My description of the next few hours can be quite graphic, and for some, quite disgusting. I once described them at a social function, and one listener looked ready to vomit.

So I’ll describe it here in only the most general terms – those hours when, as I said, the wise drinker of Nulytely does not venture further than a short sprint from the nearest toilet. I discharged more than I knew I could hold. After a while it was mostly Nulytely. Though I expelled from the back, the splash sounded like urination. That stuff really cleans you out!


When the colonoscopy is over, you’re still so totally doped up that you cannot safely operate heavy machinery. By law, you must be driven home. A caring spouse is ideally suited to this task.
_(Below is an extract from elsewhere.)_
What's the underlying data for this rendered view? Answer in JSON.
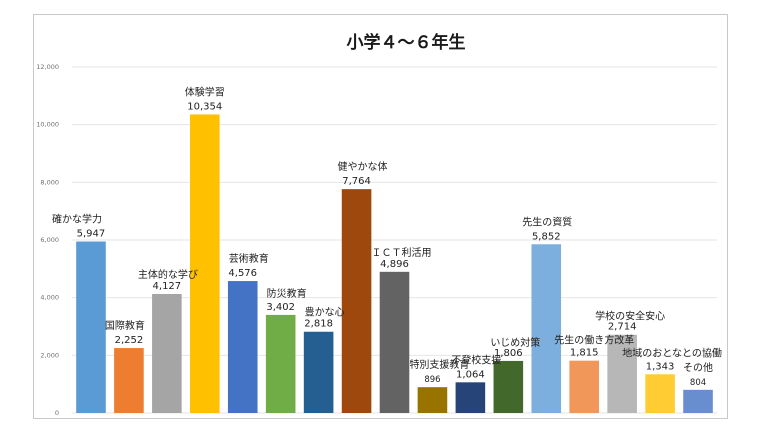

You can eat again, and this spouse, friend, or significant other is also ideally suited to bringing you mounds of your favorite foods as you sit groggily on a couch, watching something on TV you would never ordinarily watch – Oprah Winfrey, say. Or in my case, some speculative crap on the History Channel.

I’m still a few years away from my next colonoscopy, and when the time comes I’ll have it without hesitation. They can and do save lives.


I should probably mention that people with no family history of colon cancer typically only have to have colonoscopies every ten years. I have to do every five years because both my parents had colon cancer.

I should also probably mention that both of my parents survived, and as of this writing (final day of 2010) are still around.